West Antarctica’s Thwaites Glacier, commonly known as the “Doomsday Glacier” because of the potentially catastrophic effects it has been hypothesized, could collapse, scientists say, according to new research published Monday. It began to recede rapidly and earlier than I had previously known.
new studyA paper published in the Proceedings of the National Academy of Sciences used new satellite technology to conclude that rapid melting of the glaciers likely began in the 1940s.
Scientists had already observed accelerating glacier retreat by the 1970s, but they weren’t sure when it started.
Combined with Thwaites’ previous research on the adjacent Pine Island Glacier, this study also provides potentially alarming new insights into the causes of glacier melt.
Scientists have attempted to reconstruct the history of the glaciers using analysis of oceanic sedimentary records, showing that Thwaites Glacier and Pine Island Glacier both lost contact with the ocean floor at about the same time in the 1940s. discovered.
Scientists found that these significant changes occurred against the backdrop of a large-scale El Niño event, indicating that the glaciers were “responsing to the same driving forces.”
“The synchronous ice retreat of these two major ice streams indicates that the retreat in the drainage sector of the Amundsen Sea is not caused by internal dynamics specific to each glacier, but rather due to external oceanographic and atmospheric factors.

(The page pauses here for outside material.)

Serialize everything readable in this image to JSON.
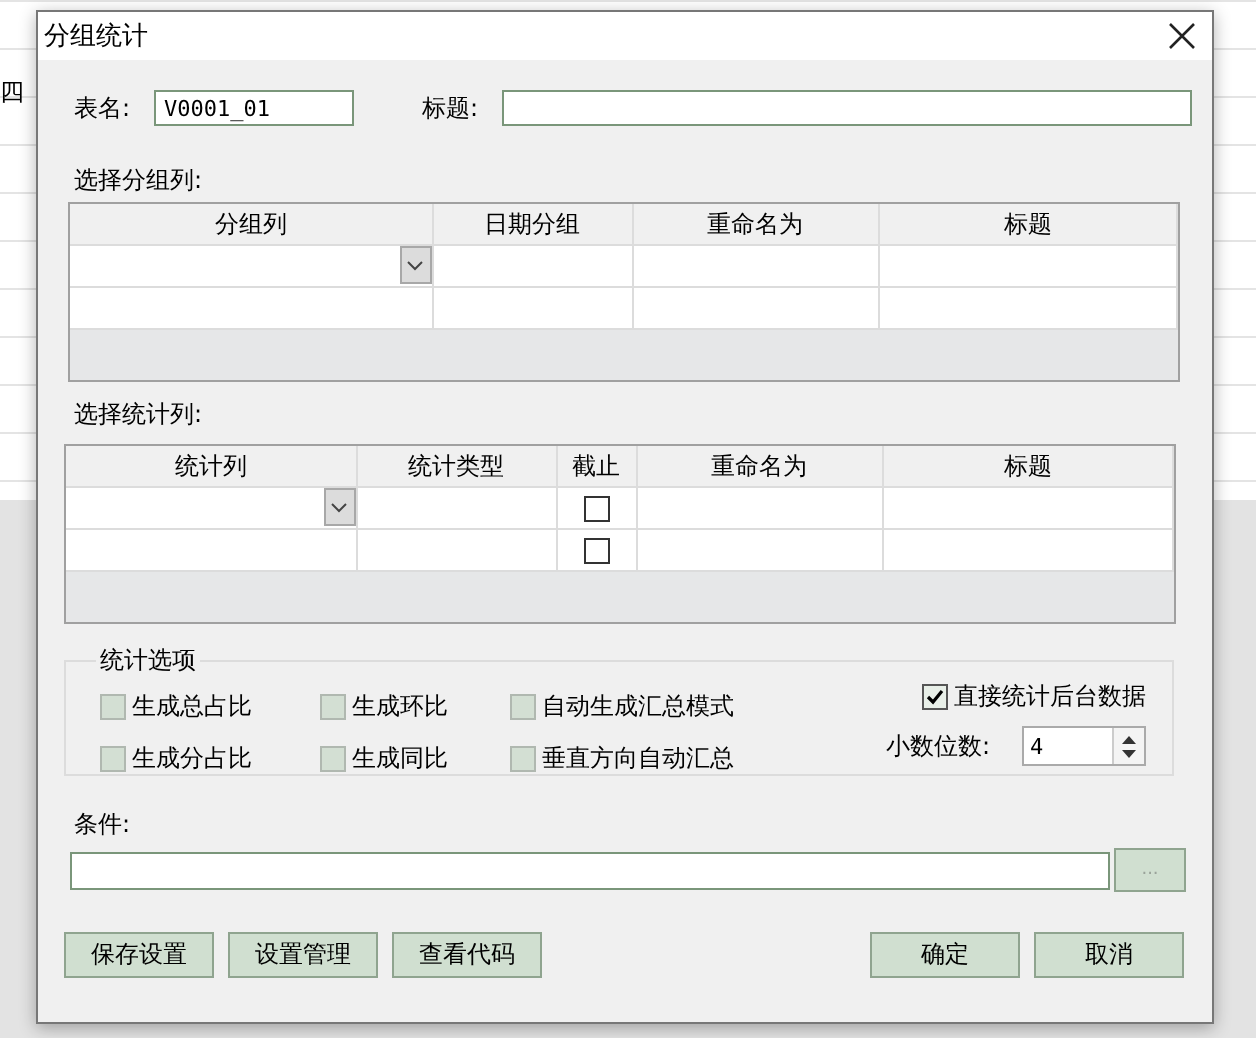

Recent modeling studies show that these are regulated by climate variability,” the study reads.
Scientists say the continued retreat of glaciers shows how difficult it is to reverse some of the effects of naturally occurring weather events, and is expected to be made even more difficult by human activities. It is said that it has become.
“The continued retreat of ice streams such as Thwaites Glacier and Pine Island Glacier since then indicates that the glaciers were unable to recover after the exceptionally large El Niño event of the 1940s,” says Science. they wrote.
“This may reflect the increasing dominance of anthropogenic forcings since then, including local atmospheric and oceanic circulation changes as well as large-scale This suggests that scale changes were involved.”